Last Thursday, the California Legislature enacted by overwhelming, bipartisan majorities two bills designed to address some of the worst manifestations of the state’s unprecedented drought–SB 103 and SB 104 Most of the media attention has focused on provisions in those bills that allocate $687 million to drought relief efforts. This includes funding to secure emergency drinking water supplies for drought-stricken communities; money to help local communities more efficiently capture and manage water; and housing and food assistance for farm workers and others whose economic livelihood has directly suffered due to the drought. (Most of this funding comes from previously approved California water bonds and proceeds from the state’s cap-and-trade auctions under AB 32, a.k.a. the Global Warming Solutions Act of 2006.)
These are important and timely government responses to California’s drought, to be sure. But I confess I am relatively more intrigued by other, less-publicized provisions of the new legislation that strengthen the state’s water rights enforcement system. Those amendments to California’s Water Code increase substantially the monetary penalties state water regulators and courts can impose in response to illegal water diversions and related offenses. (The previously set statutory fines and penalty levels were almost laughably modest.) To be sure, the enhanced sanctions only apply to conduct occurring in years when California, as in 2014, faces drought conditions. But it’s an improvement over the status quo and, hopefully, will prompt broader reforms to California’s water rights enforcement laws.
Another under-the-radar provision of the newly approved drought legislation empowers state regulators to adopt emergency regulations setting “requirements for groundwater replenishment using recycled water.” That’s noteworthy because until now, state legislators have been loathe to give California regulators explicit rulemaking authority over the state’s groundwater resources, leaving groundwater essentially unregulated at the state level. (California is the only Western state without statewide groundwater regulation.) Again, the new statutory requirement is but a modest, incremental step. But at least it’s something.

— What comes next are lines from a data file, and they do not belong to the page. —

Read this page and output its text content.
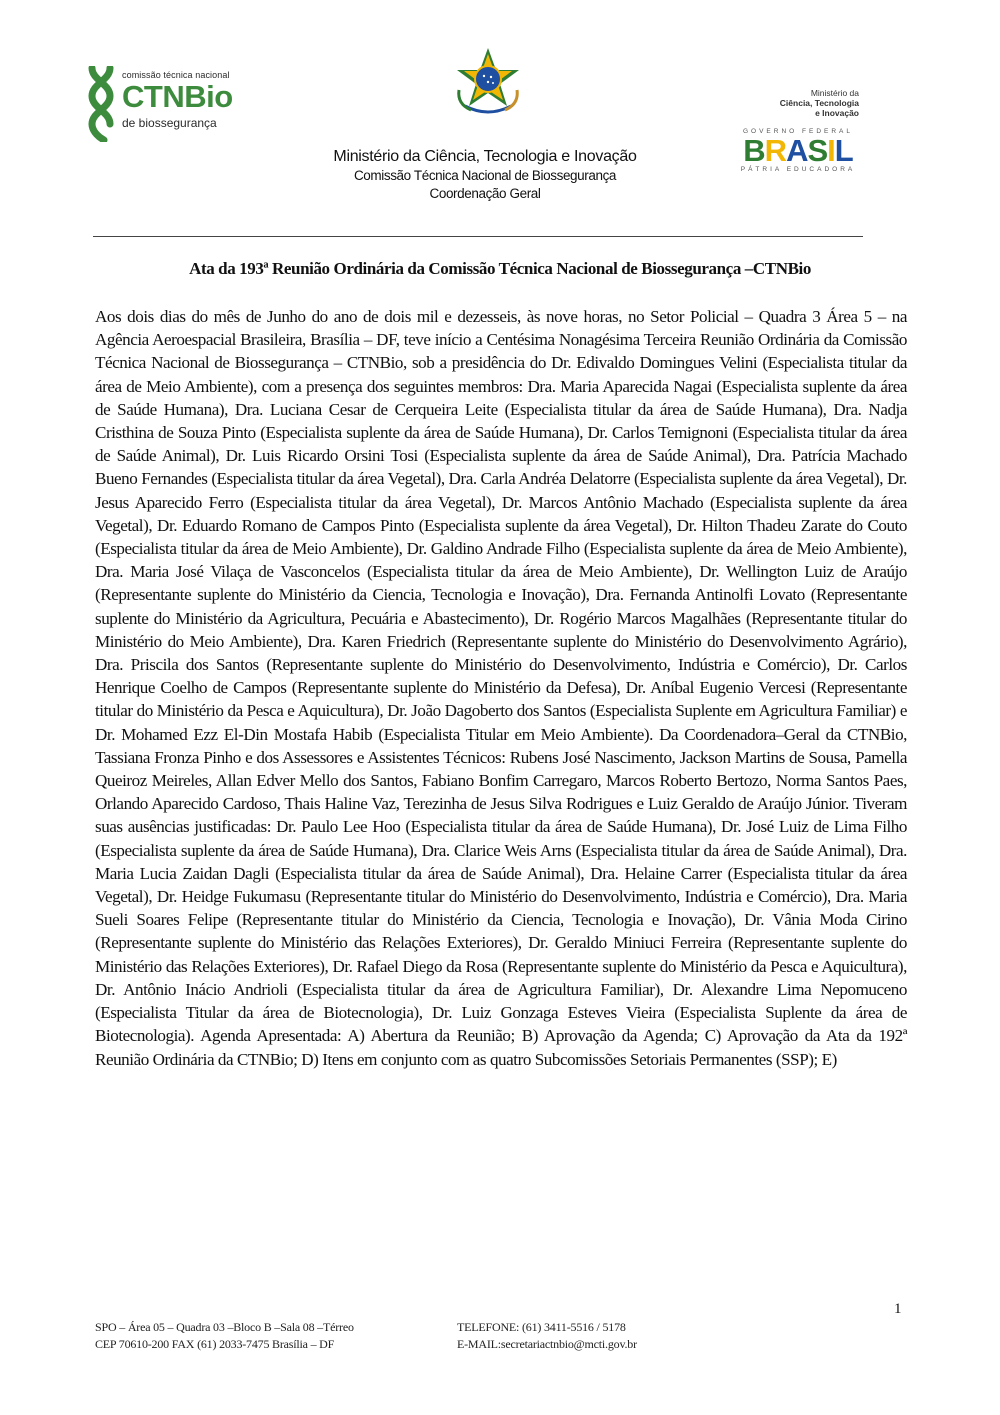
comissão técnica nacional
CTNBio
de biossegurança
Ministério da
Ciência, Tecnologia
e Inovação
GOVERNO FEDERAL
BRASIL
PÁTRIA EDUCADORA
Ministério da Ciência, Tecnologia e Inovação
Comissão Técnica Nacional de Biossegurança
Coordenação Geral
Ata da 193ª Reunião Ordinária da Comissão Técnica Nacional de Biossegurança –CTNBio

Aos dois dias do mês de Junho do ano de dois mil e dezesseis, às nove horas, no Setor Policial – Quadra 3 Área 5 – na Agência Aeroespacial Brasileira, Brasília – DF, teve início a Centésima Nonagésima Terceira Reunião Ordinária da Comissão Técnica Nacional de Biossegurança – CTNBio, sob a presidência do Dr. Edivaldo Domingues Velini (Especialista titular da área de Meio Ambiente), com a presença dos seguintes membros: Dra. Maria Aparecida Nagai (Especialista suplente da área de Saúde Humana), Dra. Luciana Cesar de Cerqueira Leite (Especialista titular da área de Saúde Humana), Dra. Nadja Cristhina de Souza Pinto (Especialista suplente da área de Saúde Humana), Dr. Carlos Temignoni (Especialista titular da área de Saúde Animal), Dr. Luis Ricardo Orsini Tosi (Especialista suplente da área de Saúde Animal), Dra. Patrícia Machado Bueno Fernandes (Especialista titular da área Vegetal), Dra. Carla Andréa Delatorre (Especialista suplente da área Vegetal), Dr. Jesus Aparecido Ferro (Especialista titular da área Vegetal), Dr. Marcos Antônio Machado (Especialista suplente da área Vegetal), Dr. Eduardo Romano de Campos Pinto (Especialista suplente da área Vegetal), Dr. Hilton Thadeu Zarate do Couto (Especialista titular da área de Meio Ambiente), Dr. Galdino Andrade Filho (Especialista suplente da área de Meio Ambiente), Dra. Maria José Vilaça de Vasconcelos (Especialista titular da área de Meio Ambiente), Dr. Wellington Luiz de Araújo (Representante suplente do Ministério da Ciencia, Tecnologia e Inovação), Dra. Fernanda Antinolfi Lovato (Representante suplente do Ministério da Agricultura, Pecuária e Abastecimento), Dr. Rogério Marcos Magalhães (Representante titular do Ministério do Meio Ambiente), Dra. Karen Friedrich (Representante suplente do Ministério do Desenvolvimento Agrário), Dra. Priscila dos Santos (Representante suplente do Ministério do Desenvolvimento, Indústria e Comércio), Dr. Carlos Henrique Coelho de Campos (Representante suplente do Ministério da Defesa), Dr. Aníbal Eugenio Vercesi (Representante titular do Ministério da Pesca e Aquicultura), Dr. João Dagoberto dos Santos (Especialista Suplente em Agricultura Familiar) e Dr. Mohamed Ezz El-Din Mostafa Habib (Especialista Titular em Meio Ambiente). Da Coordenadora–Geral da CTNBio, Tassiana Fronza Pinho e dos Assessores e Assistentes Técnicos: Rubens José Nascimento, Jackson Martins de Sousa, Pamella Queiroz Meireles, Allan Edver Mello dos Santos, Fabiano Bonfim Carregaro, Marcos Roberto Bertozo, Norma Santos Paes, Orlando Aparecido Cardoso, Thais Haline Vaz, Terezinha de Jesus Silva Rodrigues e Luiz Geraldo de Araújo Júnior. Tiveram suas ausências justificadas: Dr. Paulo Lee Hoo (Especialista titular da área de Saúde Humana), Dr. José Luiz de Lima Filho (Especialista suplente da área de Saúde Humana), Dra. Clarice Weis Arns (Especialista titular da área de Saúde Animal), Dra. Maria Lucia Zaidan Dagli (Especialista titular da área de Saúde Animal), Dra. Helaine Carrer (Especialista titular da área Vegetal), Dr. Heidge Fukumasu (Representante titular do Ministério do Desenvolvimento, Indústria e Comércio), Dra. Maria Sueli Soares Felipe (Representante titular do Ministério da Ciencia, Tecnologia e Inovação), Dr. Vânia Moda Cirino (Representante suplente do Ministério das Relações Exteriores), Dr. Geraldo Miniuci Ferreira (Representante suplente do Ministério das Relações Exteriores), Dr. Rafael Diego da Rosa (Representante suplente do Ministério da Pesca e Aquicultura), Dr. Antônio Inácio Andrioli (Especialista titular da área de Agricultura Familiar), Dr. Alexandre Lima Nepomuceno (Especialista Titular da área de Biotecnologia), Dr. Luiz Gonzaga Esteves Vieira (Especialista Suplente da área de Biotecnologia). Agenda Apresentada: A) Abertura da Reunião; B) Aprovação da Agenda; C) Aprovação da Ata da 192ª Reunião Ordinária da CTNBio; D) Itens em conjunto com as quatro Subcomissões Setoriais Permanentes (SSP); E)

1
SPO – Área 05 – Quadra 03 –Bloco B –Sala 08 –Térreo
CEP 70610-200 FAX (61) 2033-7475 Brasília – DF
TELEFONE: (61) 3411-5516 / 5178
E-MAIL:secretariactnbio@mcti.gov.br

What makes the penalty and groundwater provisions in the new drought legislation especially noteworthy is that similar changes were originally proposed as part of the comprehensive California “Delta/water reform” legislation enacted in 2009. However, efforts by State Senator Fran Pavley to include in the 2009 legislative package specific provisions to strengthen California’s water rights system and to begin regulating groundwater at the state level were unsuccessful. What a difference five years–and an unprecedented drought–make.
Let’s hope that these new, modest changes to California water law signal the beginning, rather than the end, of meaningful efforts to reform California’s systems of water rights enforcement and groundwater regulation. Recent political and environmental history demonstrates that it often takes a major crisis to motivate government decision-makers to enact often long-overdue reforms. For that reason, perhaps some good can come out of drought conditions that currently hang like a meteorological sword of Damocles over California’s economy and environment.